Esclusiva Fol – Canzi: “Allenare il Siena è uno dei miei sogni. Faccio il tifo perché la Robur trovi continuità”
Dopo sette anni in Sardegna, cinque a guidare la Primavera del Cagliari e due a dirigere la prima squadra dell’Olbia, Max Canzi lascia l’isola e si prepara ad una nuova sfida, sempre in Serie C (è vicinissimo a firmare con la Turris). “Una scelta condivisa con la società, in maniera serena”, racconta al Fedelissimo Online l’ex collaboratore e viceallenatore della Robur.
Qual è il bilancio di questi sette anni?
Assolutamente positivo. A Cagliari sono arrivato l’anno dopo il cambio di proprietà, nel momento in cui Beretta era diventato responsabile del settore giovanile. Ci siamo ritrovati in Primavera 2 senza retrocedere, siamo risaliti e il primo anno abbiamo sfiorato i playoff mentre il secondo anno è stato sospeso il campionato quando eravamo a tre punti dall’Atalanta capolista.
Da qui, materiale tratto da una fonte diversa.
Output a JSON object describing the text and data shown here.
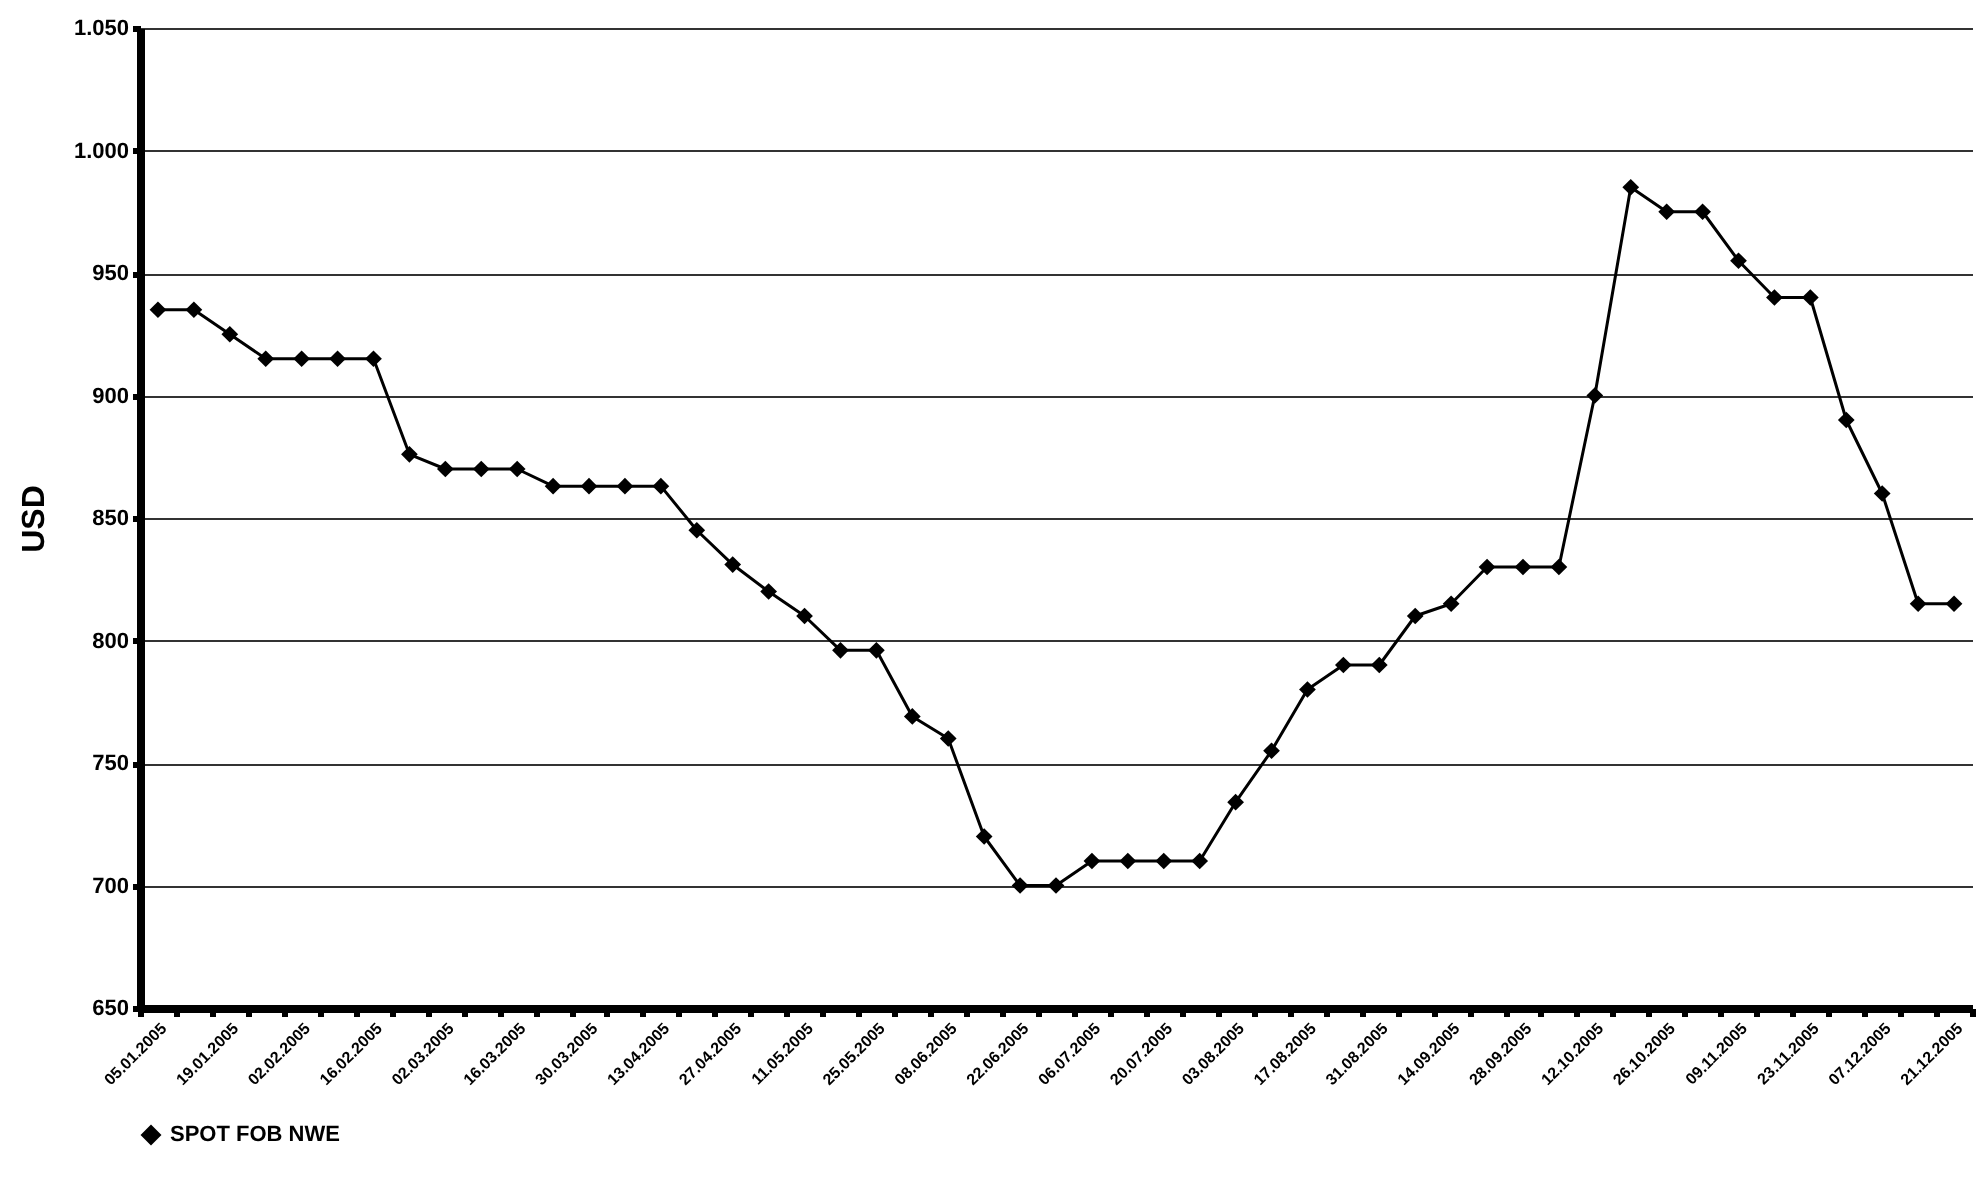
{
  "chart_data": {
    "type": "line",
    "ylabel": "USD",
    "categories": [
      "05.01.2005",
      null,
      "19.01.2005",
      null,
      "02.02.2005",
      null,
      "16.02.2005",
      null,
      "02.03.2005",
      null,
      "16.03.2005",
      null,
      "30.03.2005",
      null,
      "13.04.2005",
      null,
      "27.04.2005",
      null,
      "11.05.2005",
      null,
      "25.05.2005",
      null,
      "08.06.2005",
      null,
      "22.06.2005",
      null,
      "06.07.2005",
      null,
      "20.07.2005",
      null,
      "03.08.2005",
      null,
      "17.08.2005",
      null,
      "31.08.2005",
      null,
      "14.09.2005",
      null,
      "28.09.2005",
      null,
      "12.10.2005",
      null,
      "26.10.2005",
      null,
      "09.11.2005",
      null,
      "23.11.2005",
      null,
      "07.12.2005",
      null,
      "21.12.2005"
    ],
    "series": [
      {
        "name": "SPOT FOB NWE",
        "color": "#000000",
        "values": [
          935,
          935,
          925,
          915,
          915,
          915,
          915,
          876,
          870,
          870,
          870,
          863,
          863,
          863,
          863,
          845,
          831,
          820,
          810,
          796,
          796,
          769,
          760,
          720,
          700,
          700,
          710,
          710,
          710,
          710,
          734,
          755,
          780,
          790,
          790,
          810,
          815,
          830,
          830,
          830,
          900,
          985,
          975,
          975,
          955,
          940,
          940,
          890,
          860,
          815,
          815
        ]
      }
    ],
    "ylim": [
      650,
      1050
    ],
    "yticks": [
      650,
      700,
      750,
      800,
      850,
      900,
      950,
      {
        "value": 1000,
        "label": "1.000"
      },
      {
        "value": 1050,
        "label": "1.050"
      }
    ],
    "grid": "y",
    "legend": "bottom",
    "marker": "diamond",
    "line_style": "solid"
  }
}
Ho finito facendo il secondo di Zenga in prima squadra e in quel periodo lanciammo diversi giovani: Carboni, Ladinetti, Galliano… La retrocessione di domenica in Serie B è stato un dispiacere enorme. Sia per la passione e i soldi che mi mette il presidente e sia per tutto ciò che rappresenta il Cagliari per una regione intera. È un club diverso dagli altri, non si trova da nessun’altra parte una situazione del genere.
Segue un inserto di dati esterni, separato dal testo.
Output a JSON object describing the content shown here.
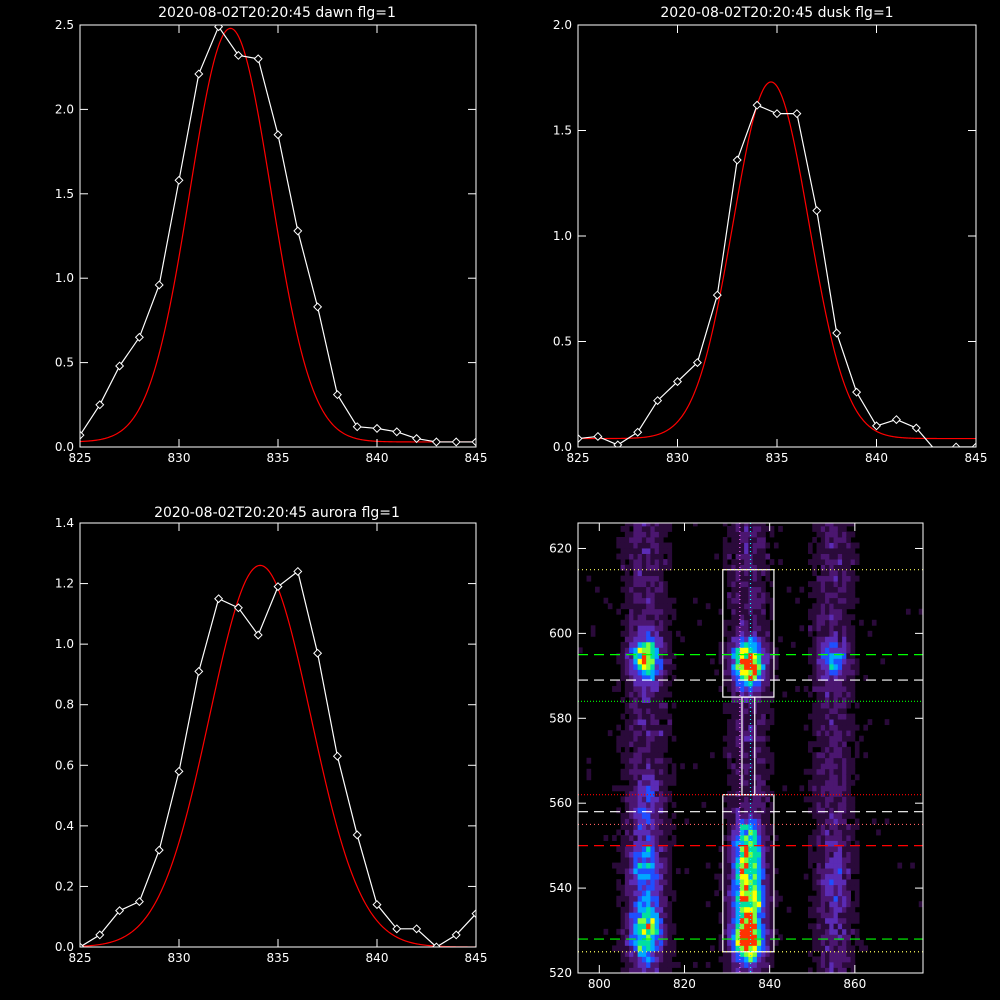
{
  "chart_data": [
    {
      "id": "dawn",
      "type": "line",
      "title": "2020-08-02T20:20:45 dawn flg=1",
      "xlim": [
        825,
        845
      ],
      "ylim": [
        0,
        2.5
      ],
      "xticks": [
        825,
        830,
        835,
        840,
        845
      ],
      "yticks": [
        0.0,
        0.5,
        1.0,
        1.5,
        2.0,
        2.5
      ],
      "ytick_labels": [
        "0.0",
        "0.5",
        "1.0",
        "1.5",
        "2.0",
        "2.5"
      ],
      "grid": false,
      "series": [
        {
          "kind": "observed",
          "color": "#ffffff",
          "marker": "diamond",
          "x": [
            825,
            826,
            827,
            828,
            829,
            830,
            831,
            832,
            833,
            834,
            835,
            836,
            837,
            838,
            839,
            840,
            841,
            842,
            843,
            844,
            845
          ],
          "y": [
            0.07,
            0.25,
            0.48,
            0.65,
            0.96,
            1.58,
            2.21,
            2.49,
            2.32,
            2.3,
            1.85,
            1.28,
            0.83,
            0.31,
            0.12,
            0.11,
            0.09,
            0.05,
            0.03,
            0.03,
            0.03
          ]
        },
        {
          "kind": "fit",
          "color": "#ff0000",
          "gaussian": {
            "center": 832.6,
            "amplitude": 2.45,
            "sigma": 2.05,
            "offset": 0.03
          }
        }
      ]
    },
    {
      "id": "dusk",
      "type": "line",
      "title": "2020-08-02T20:20:45 dusk flg=1",
      "xlim": [
        825,
        845
      ],
      "ylim": [
        0,
        2.0
      ],
      "xticks": [
        825,
        830,
        835,
        840,
        845
      ],
      "yticks": [
        0.0,
        0.5,
        1.0,
        1.5,
        2.0
      ],
      "ytick_labels": [
        "0.0",
        "0.5",
        "1.0",
        "1.5",
        "2.0"
      ],
      "grid": false,
      "series": [
        {
          "kind": "observed",
          "color": "#ffffff",
          "marker": "diamond",
          "x": [
            825,
            826,
            827,
            828,
            829,
            830,
            831,
            832,
            833,
            834,
            835,
            836,
            837,
            838,
            839,
            840,
            841,
            842,
            843,
            844,
            845
          ],
          "y": [
            0.04,
            0.05,
            0.01,
            0.07,
            0.22,
            0.31,
            0.4,
            0.72,
            1.36,
            1.62,
            1.58,
            1.58,
            1.12,
            0.54,
            0.26,
            0.1,
            0.13,
            0.09,
            -0.02,
            0.0,
            0.0
          ]
        },
        {
          "kind": "fit",
          "color": "#ff0000",
          "gaussian": {
            "center": 834.7,
            "amplitude": 1.69,
            "sigma": 1.9,
            "offset": 0.04
          }
        }
      ]
    },
    {
      "id": "aurora",
      "type": "line",
      "title": "2020-08-02T20:20:45 aurora flg=1",
      "xlim": [
        825,
        845
      ],
      "ylim": [
        0,
        1.4
      ],
      "xticks": [
        825,
        830,
        835,
        840,
        845
      ],
      "yticks": [
        0.0,
        0.2,
        0.4,
        0.6,
        0.8,
        1.0,
        1.2,
        1.4
      ],
      "ytick_labels": [
        "0.0",
        "0.2",
        "0.4",
        "0.6",
        "0.8",
        "1.0",
        "1.2",
        "1.4"
      ],
      "grid": false,
      "series": [
        {
          "kind": "observed",
          "color": "#ffffff",
          "marker": "diamond",
          "x": [
            825,
            826,
            827,
            828,
            829,
            830,
            831,
            832,
            833,
            834,
            835,
            836,
            837,
            838,
            839,
            840,
            841,
            842,
            843,
            844,
            845
          ],
          "y": [
            0.0,
            0.04,
            0.12,
            0.15,
            0.32,
            0.58,
            0.91,
            1.15,
            1.12,
            1.03,
            1.19,
            1.24,
            0.97,
            0.63,
            0.37,
            0.14,
            0.06,
            0.06,
            0.0,
            0.04,
            0.11
          ]
        },
        {
          "kind": "fit",
          "color": "#ff0000",
          "gaussian": {
            "center": 834.1,
            "amplitude": 1.26,
            "sigma": 2.55,
            "offset": 0.0
          }
        }
      ]
    },
    {
      "id": "spectrogram",
      "type": "heatmap",
      "title": "",
      "xlim": [
        795,
        876
      ],
      "ylim": [
        520,
        626
      ],
      "xticks": [
        800,
        820,
        840,
        860
      ],
      "yticks": [
        520,
        540,
        560,
        580,
        600,
        620
      ],
      "colormap": [
        "#000000",
        "#2a0a3a",
        "#4b1670",
        "#5b2bb5",
        "#1f4fff",
        "#00a8ff",
        "#00e0a0",
        "#7dff3a",
        "#ffff00",
        "#ff3300"
      ],
      "columns": [
        {
          "x": 811,
          "width": 4.5
        },
        {
          "x": 835,
          "width": 4.2
        },
        {
          "x": 855,
          "width": 4.0
        }
      ],
      "blobs": [
        {
          "x": 835,
          "y": 593,
          "sx": 2.5,
          "sy": 3.5,
          "amp": 0.9
        },
        {
          "x": 835,
          "y": 528,
          "sx": 2.5,
          "sy": 3.5,
          "amp": 1.0
        },
        {
          "x": 835,
          "y": 545,
          "sx": 2.5,
          "sy": 5.0,
          "amp": 0.55
        },
        {
          "x": 835,
          "y": 537,
          "sx": 2.5,
          "sy": 3.5,
          "amp": 0.55
        },
        {
          "x": 835,
          "y": 552,
          "sx": 2.0,
          "sy": 3.0,
          "amp": 0.35
        },
        {
          "x": 811,
          "y": 594,
          "sx": 2.5,
          "sy": 3.5,
          "amp": 0.65
        },
        {
          "x": 811,
          "y": 530,
          "sx": 2.5,
          "sy": 5.0,
          "amp": 0.6
        },
        {
          "x": 811,
          "y": 545,
          "sx": 2.5,
          "sy": 5.0,
          "amp": 0.35
        },
        {
          "x": 811,
          "y": 560,
          "sx": 2.5,
          "sy": 4.0,
          "amp": 0.18
        },
        {
          "x": 855,
          "y": 594,
          "sx": 2.5,
          "sy": 3.5,
          "amp": 0.3
        },
        {
          "x": 855,
          "y": 540,
          "sx": 2.5,
          "sy": 8.0,
          "amp": 0.12
        }
      ],
      "overlays": [
        {
          "kind": "rect",
          "x0": 829,
          "x1": 841,
          "y0": 585,
          "y1": 615,
          "color": "#ffffff"
        },
        {
          "kind": "rect",
          "x0": 829,
          "x1": 841,
          "y0": 525,
          "y1": 562,
          "color": "#ffffff"
        },
        {
          "kind": "rect",
          "x0": 833.5,
          "x1": 836.5,
          "y0": 562,
          "y1": 585,
          "color": "#ffffff"
        },
        {
          "kind": "hline",
          "y": 615,
          "color": "#ffff60",
          "dash": "1,3"
        },
        {
          "kind": "hline",
          "y": 595,
          "color": "#00ff00",
          "dash": "10,6"
        },
        {
          "kind": "hline",
          "y": 589,
          "color": "#ffffff",
          "dash": "10,6"
        },
        {
          "kind": "hline",
          "y": 584,
          "color": "#00ff00",
          "dash": "1,2"
        },
        {
          "kind": "hline",
          "y": 562,
          "color": "#ff0000",
          "dash": "1,2"
        },
        {
          "kind": "hline",
          "y": 558,
          "color": "#ffffff",
          "dash": "10,6"
        },
        {
          "kind": "hline",
          "y": 555,
          "color": "#ff6060",
          "dash": "1,3"
        },
        {
          "kind": "hline",
          "y": 550,
          "color": "#ff0000",
          "dash": "10,6"
        },
        {
          "kind": "hline",
          "y": 528,
          "color": "#00ff00",
          "dash": "10,6"
        },
        {
          "kind": "hline",
          "y": 525,
          "color": "#ffff60",
          "dash": "1,3"
        },
        {
          "kind": "vline",
          "x": 833,
          "color": "#ff66ff",
          "dash": "1,3"
        },
        {
          "kind": "vline",
          "x": 835.5,
          "color": "#00ffff",
          "dash": "1,3"
        }
      ]
    }
  ]
}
Adesso Max Canzi è pronto ad un’altra avventura.
Sto parlando con varie società, ho avuto qualche offerta. Con un clun la trattativa è abbastanza avanzata.
Fosse arrivata una chiamata dal Siena?
Eh, fosse arrivata l’avrei considerata tantissimo perché sono rimasto legatissimo a Siena. La considero una seconda casa, come Cagliari. Ho dei ricordi meravigliosi, ho lasciato tantissimi amici. Sono un tifoso viscerale della Robur. A parte quando ci gioco contro (ride, ndr).
Come valuti il campionato del Siena appena concluso?
È stato un campionato al di sotto delle aspettative. È vero che era ripescato, però il fatto di prendere Perinetti dava ampie garanzie sul livello della squadra e i nomi confermavano questa cosa. Il Siena aveva un budget ben più alto di molte squadre, Olbia incluso. Per il futuro la cosa più importante è che la società si stabilizzi. In questo momento sto facendo il tifo perché riesca a trovare una continuità che in questi ultimi anni è mancata. Solo così la Robur può tornare dove le compete.
Come si spiega questo tuo legame così forte con Siena?
È la città che mi ha accolto nel professionismo. Venivo da 15 anni nei dilettanti, Beretta mi chiamò per fare il suo collaboratore e fu un fulmine a ciel sereno. Vivevo a Strove, a Castel Bigozzi, perché ci allenavamo a Colle ed era a 20 minuti dal centro di Siena. Ogni anno, per una settimana, con la famiglia torniamo lì.
Erano le stagioni 2006-07 e 2007-08, poi ci fu l’altra esperienza in B, da vice sempre di Beretta.
Sì, l’anno del fallimento. Fu terribile sotto l’aspetto societario, bellissimo se vediamo il rapporto instaurato con squadra e tifosi. Otto punti di penalizzazione, senza stipendi da dicembre, il campo di allenamento trovato due o tre volte chiuso, il palo di Rosina a Varese. Abbiamo venduto a gennaio Giannetti e Paolucci perché ci dissero che avrebbero salvato il club. Ma per come è andata tanto valeva tenerli. Era un gruppo meraviglioso, ogni giocatore che voi del Fedelissimo intervistate dice la stessa cosa.
Chissà se un giorno ti vedremo di nuovo a Siena…
Allenare il Siena è uno dei miei sogni. Quest’anno, al ritorno ad Olbia, 50 meravigliosi disperati venuti da Siena, sotto la pioggia, mi han fatto un coro a inizio partita e inizio secondo tempo. È stata una cosa inaspettata e commovente.
Se torni a Siena, fai uno squillo a Beretta?
(ride, ndr). Mario credo che abbia fatto altre scelte, però siamo amici, praticamente dei fratelli. Sicuramente sarebbe sempre lì a darmi una mano, come ha sempre fatto. Se poi volesse farsi coinvolgere, sarei felicissimo.